VI. Trajectoire possible des trois à dix prochaines annéesLe projet de loi C-36 n’est pas encore en vigueur, et sa forme finale dépendra de l’examen parlementaire. On peut raisonnablement anticiper plusieurs orientations : au moment de sa création, la Commission se concentrera très probablement sur des lignes directrices et des accords de conformité, avant de se tourner progressivement vers des cas de sanctions réelles ; les questions de coordination entre la loi sur la protection de la vie privée dans le secteur privé, les lois provinciales et le régime de sécurité numérique du projet de loi C-34 continueront de se poser ; autour des limites de l’exception relative aux « intérêts légitimes », les premières affaires contentieuses pourraient apparaître ; les normes d’application des obligations de transparence en matière d’IA seront très probablement précisées progressivement au cas par cas plutôt que par voie de règles détaillées.
À plus long terme, ce qu’il convient vraiment d’observer, c’est de savoir si le Canada fera de la PPCDA le point d’ancrage à long terme de la gouvernance de l’IA, ou s’il superposera à celle-ci une législation spécifique sur l’IA. Ce choix déterminera où le Canada finira par se situer entre « certitude réglementaire » et « vitesse d’innovation ».
Conclusion : pourquoi cet enjeu revêt une importance stratégique pour l’industrie technologique canadienne
L’importance stratégique ne réside pas dans le niveau des plafonds d’amende, mais dans le fait que la nature de la capacité de régulation a changé. À l’époque de la PIPEDA au Canada, la régulation de la vie privée était une relation de négociation ; la PPCDA cherche à en faire une relation juridique exécutoire et inscrit pour la première fois l’obligation d’expliquer les décisions d’IA dans les règles fédérales applicables au secteur privé.
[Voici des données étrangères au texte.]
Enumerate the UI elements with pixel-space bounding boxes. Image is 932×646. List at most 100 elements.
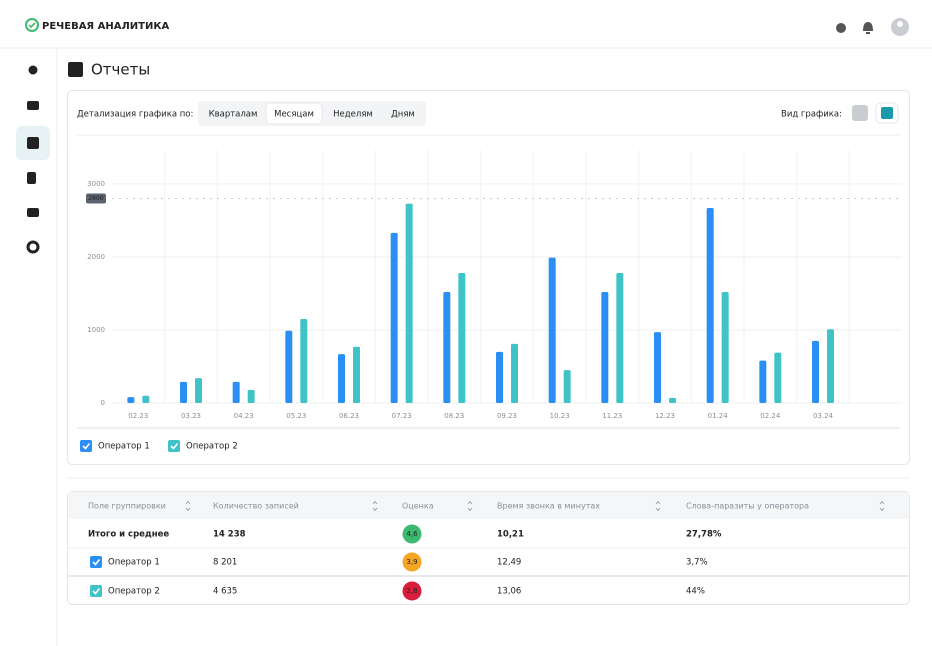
nav-reports[interactable] bbox=[27, 137, 39, 149]
rating-badge bbox=[402, 581, 422, 601]
page-title: Отчеты bbox=[91, 61, 150, 79]
bar bbox=[353, 346, 360, 403]
help-icon[interactable] bbox=[836, 23, 846, 33]
x-tick-label: 06.23 bbox=[339, 412, 359, 420]
cell: 3,7% bbox=[686, 558, 708, 568]
detail-label: Детализация графика по: bbox=[77, 110, 193, 120]
nav-money[interactable] bbox=[27, 208, 39, 217]
reference-badge bbox=[86, 193, 106, 204]
cell: Итого и среднее bbox=[88, 530, 169, 540]
cell: 10,21 bbox=[497, 530, 524, 540]
checkmark bbox=[82, 443, 91, 450]
x-tick-label: 11.23 bbox=[602, 412, 622, 420]
bar bbox=[563, 370, 571, 403]
sort-icon bbox=[467, 500, 473, 512]
x-tick-label: 09.23 bbox=[497, 412, 517, 420]
bar bbox=[458, 273, 466, 403]
cell: 13,06 bbox=[497, 587, 521, 597]
bell-icon[interactable] bbox=[863, 22, 873, 34]
checkbox[interactable] bbox=[90, 556, 102, 568]
chart-card bbox=[67, 90, 910, 465]
x-tick-label: 07.23 bbox=[392, 412, 412, 420]
column-header[interactable]: Оценка bbox=[402, 502, 434, 511]
bar bbox=[827, 329, 834, 403]
bar bbox=[511, 343, 518, 403]
bar bbox=[127, 397, 135, 403]
bar bbox=[195, 378, 202, 403]
x-tick-label: 03.23 bbox=[181, 412, 201, 420]
bar bbox=[142, 395, 150, 403]
bar bbox=[300, 319, 308, 403]
view-bar bbox=[881, 107, 893, 119]
segment-option[interactable]: Месяцам bbox=[274, 110, 314, 120]
bar bbox=[247, 389, 255, 403]
bar bbox=[405, 203, 413, 403]
rating-badge bbox=[402, 552, 422, 572]
rating: 4,6 bbox=[406, 530, 418, 538]
x-tick-label: 03.24 bbox=[813, 412, 834, 420]
checkmark bbox=[170, 443, 179, 450]
nav-settings[interactable] bbox=[26, 240, 40, 254]
x-tick-label: 01.24 bbox=[708, 412, 729, 420]
nav-phone[interactable] bbox=[27, 172, 36, 184]
bar bbox=[232, 381, 240, 403]
legend-label: Оператор 2 bbox=[186, 442, 238, 452]
column-header[interactable]: Количество записей bbox=[213, 502, 299, 511]
cell: 12,49 bbox=[497, 558, 521, 568]
bar bbox=[654, 332, 661, 403]
segment-active bbox=[265, 102, 323, 125]
segment-option[interactable]: Неделям bbox=[333, 110, 373, 120]
bar bbox=[706, 208, 714, 403]
checkbox[interactable] bbox=[90, 585, 102, 597]
reference-label: 2800 bbox=[88, 195, 103, 202]
rating: 3,9 bbox=[406, 558, 417, 566]
logo-icon bbox=[25, 18, 39, 32]
x-tick-label: 08.23 bbox=[444, 412, 464, 420]
bar bbox=[774, 352, 782, 403]
bar bbox=[601, 291, 609, 403]
view-label: Вид графика: bbox=[781, 110, 842, 120]
logo-check bbox=[28, 22, 36, 29]
sort-icon bbox=[655, 500, 661, 512]
sort-icon bbox=[879, 500, 885, 512]
x-tick-label: 12.23 bbox=[655, 412, 675, 420]
checkbox[interactable] bbox=[168, 440, 180, 452]
column-header[interactable]: Поле группировки bbox=[88, 502, 166, 511]
nav-search[interactable] bbox=[28, 65, 38, 75]
cell: 44% bbox=[686, 587, 705, 597]
bar bbox=[496, 351, 503, 403]
bar bbox=[443, 291, 451, 403]
bar bbox=[285, 330, 293, 403]
legend-label: Оператор 1 bbox=[98, 442, 150, 452]
checkmark bbox=[92, 559, 101, 566]
cell: 8 201 bbox=[213, 558, 237, 568]
x-tick-label: 10.23 bbox=[550, 412, 570, 420]
y-tick-label: 0 bbox=[101, 399, 105, 407]
sort-icon bbox=[185, 500, 191, 512]
x-tick-label: 04.23 bbox=[234, 412, 254, 420]
column-header[interactable]: Слова-паразиты у оператора bbox=[686, 502, 809, 511]
checkbox[interactable] bbox=[80, 440, 92, 452]
bar bbox=[390, 232, 398, 403]
bar bbox=[338, 354, 345, 403]
table-header bbox=[68, 492, 909, 519]
title-icon bbox=[68, 62, 83, 77]
x-tick-label: 05.23 bbox=[286, 412, 306, 420]
column-header[interactable]: Время звонка в минутах bbox=[497, 502, 600, 511]
y-tick-label: 1000 bbox=[87, 326, 105, 334]
bar bbox=[759, 360, 767, 403]
cell: 14 238 bbox=[213, 530, 246, 540]
rating-badge bbox=[402, 524, 422, 544]
y-tick-label: 3000 bbox=[87, 180, 105, 188]
cell: 27,78% bbox=[686, 530, 722, 540]
segment-option[interactable]: Дням bbox=[391, 110, 415, 120]
view-line[interactable] bbox=[852, 105, 868, 121]
segment-option[interactable]: Кварталам bbox=[209, 110, 258, 120]
nav-folder[interactable] bbox=[27, 101, 39, 110]
cell: 4 635 bbox=[213, 587, 237, 597]
bar bbox=[721, 291, 729, 403]
bar bbox=[548, 257, 556, 403]
bar bbox=[812, 340, 819, 403]
x-tick-label: 02.23 bbox=[128, 412, 148, 420]
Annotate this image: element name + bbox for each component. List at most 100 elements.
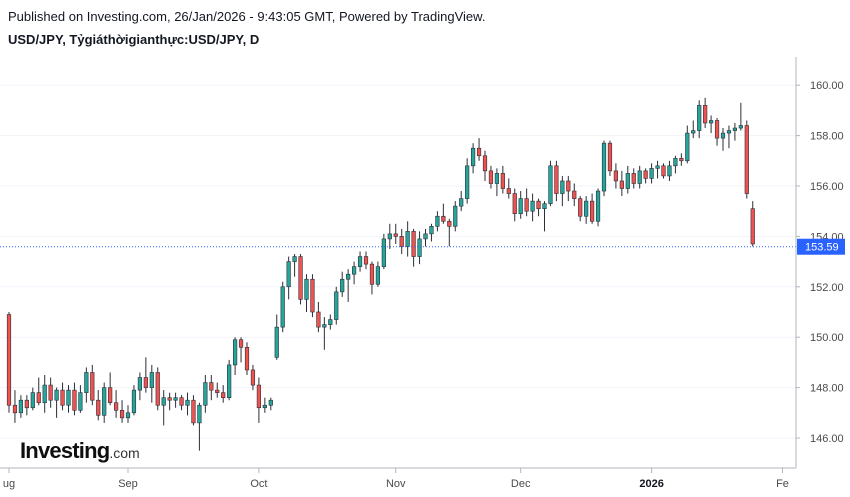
candle-down — [316, 301, 321, 333]
candle-body — [167, 397, 172, 401]
candle-body — [24, 399, 29, 409]
candle-body — [131, 389, 137, 414]
candle-up — [435, 211, 440, 232]
candle-body — [256, 384, 262, 409]
candle-up — [548, 160, 553, 207]
candle-up — [625, 165, 630, 194]
candle-body — [322, 324, 327, 328]
candle-body — [268, 399, 273, 406]
candle-body — [292, 256, 297, 262]
candle-body — [363, 256, 369, 265]
candle-up — [292, 254, 297, 277]
candle-body — [393, 233, 398, 237]
candle-down — [411, 228, 416, 267]
candle-body — [708, 120, 714, 124]
x-tick-label: Oct — [250, 478, 267, 490]
candle-body — [744, 125, 749, 194]
chart-title: USD/JPY, Tỷgiáthờigianthực:USD/JPY, D — [8, 32, 260, 47]
candle-body — [310, 278, 315, 313]
candle-down — [256, 377, 262, 423]
candle-up — [137, 372, 143, 401]
candle-down — [238, 337, 244, 363]
candle-up — [518, 191, 523, 219]
candle-up — [334, 286, 339, 325]
candle-body — [340, 278, 345, 293]
candle-down — [631, 168, 636, 189]
candle-body — [369, 263, 375, 285]
candle-body — [375, 266, 381, 285]
candle-body — [476, 147, 482, 157]
candle-up — [268, 397, 273, 411]
candle-down — [12, 390, 18, 423]
candle-down — [119, 400, 125, 423]
candle-body — [54, 389, 59, 401]
candle-body — [637, 170, 642, 184]
candle-body — [697, 105, 702, 131]
candle-body — [554, 165, 559, 194]
candle-body — [685, 132, 690, 162]
y-tick-label: 150.00 — [810, 332, 844, 344]
candle-down — [488, 165, 494, 189]
time-axis[interactable]: ug Sep Oct Nov Dec 2026 Fe — [3, 468, 789, 490]
x-tick-label: Fe — [776, 478, 789, 490]
candle-up — [685, 125, 690, 164]
candle-down — [500, 165, 505, 194]
candle-down — [221, 385, 226, 403]
candle-down — [441, 203, 446, 224]
candle-up — [375, 261, 381, 287]
candle-up — [423, 228, 428, 247]
candle-down — [572, 183, 577, 207]
candle-up — [381, 233, 386, 270]
candle-down — [167, 392, 172, 411]
candle-up — [720, 128, 726, 151]
candle-body — [601, 142, 607, 192]
candle-body — [280, 286, 285, 328]
candle-up — [131, 385, 137, 416]
candle-body — [78, 392, 83, 411]
candle-down — [143, 357, 148, 393]
candle-body — [227, 364, 232, 398]
candle-up — [340, 271, 345, 297]
candle-body — [149, 372, 154, 388]
candle-down — [536, 198, 541, 217]
candle-body — [631, 173, 636, 184]
price-axis[interactable]: 146.00148.00150.00152.00154.00156.00158.… — [796, 80, 844, 445]
candle-body — [233, 339, 238, 366]
y-tick-label: 160.00 — [810, 80, 844, 92]
candle-body — [482, 155, 488, 172]
candle-up — [30, 387, 35, 411]
candle-body — [381, 238, 386, 267]
x-tick-label: Nov — [386, 478, 406, 490]
candle-up — [601, 140, 607, 197]
candle-body — [66, 389, 71, 406]
candle-body — [191, 399, 196, 424]
candle-down — [363, 251, 369, 270]
candle-up — [637, 165, 642, 189]
candle-up — [465, 158, 470, 204]
candle-body — [405, 231, 410, 247]
y-tick-label: 152.00 — [810, 282, 844, 294]
candle-up — [66, 385, 71, 413]
current-price-label: 153.59 — [797, 238, 845, 255]
candle-down — [369, 261, 375, 295]
candle-up — [102, 382, 107, 423]
candle-body — [459, 198, 464, 207]
candle-body — [36, 392, 41, 404]
candle-down — [72, 382, 77, 416]
candle-body — [161, 397, 166, 406]
candle-body — [119, 409, 125, 419]
candle-up — [470, 143, 476, 174]
candle-body — [524, 198, 529, 212]
candle-body — [173, 397, 178, 401]
candle-body — [470, 147, 476, 167]
candle-down — [643, 168, 648, 184]
candle-body — [607, 142, 613, 172]
candle-body — [143, 377, 148, 388]
candle-up — [161, 390, 166, 426]
candle-body — [423, 233, 428, 240]
candle-down — [447, 218, 452, 247]
candle-body — [298, 256, 303, 300]
candle-body — [42, 384, 47, 404]
candle-down — [578, 196, 583, 222]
Pour l’industrie canadienne de l’IA et du numérique, cela signifie que deux choses se produisent simultanément : la conformité passe d’une « déclaration a posteriori » à une « partie intégrante de l’architecture produit » ; et la capacité de gouvernance des données passe d’un poste de coût juridique à un facteur de compétitivité susceptible d’influencer le financement, les achats des clients entreprises et la coopération internationale en matière de données. Dans un environnement où les flux transfrontaliers de données et le déploiement des systèmes d’IA vont bien plus vite que le cycle législatif, le choix du Canada de s’appuyer sur le droit de la vie privée pour prendre en charge la gouvernance de l’IA est une décision pragmatique, et aussi un pari dans lequel il engage la crédibilité de ses institutions. Sa viabilité dépendra de la prévisibilité de l’application de la loi — et c’est précisément la variable qu’il faudra suivre en continu au cours des cinq prochaines années.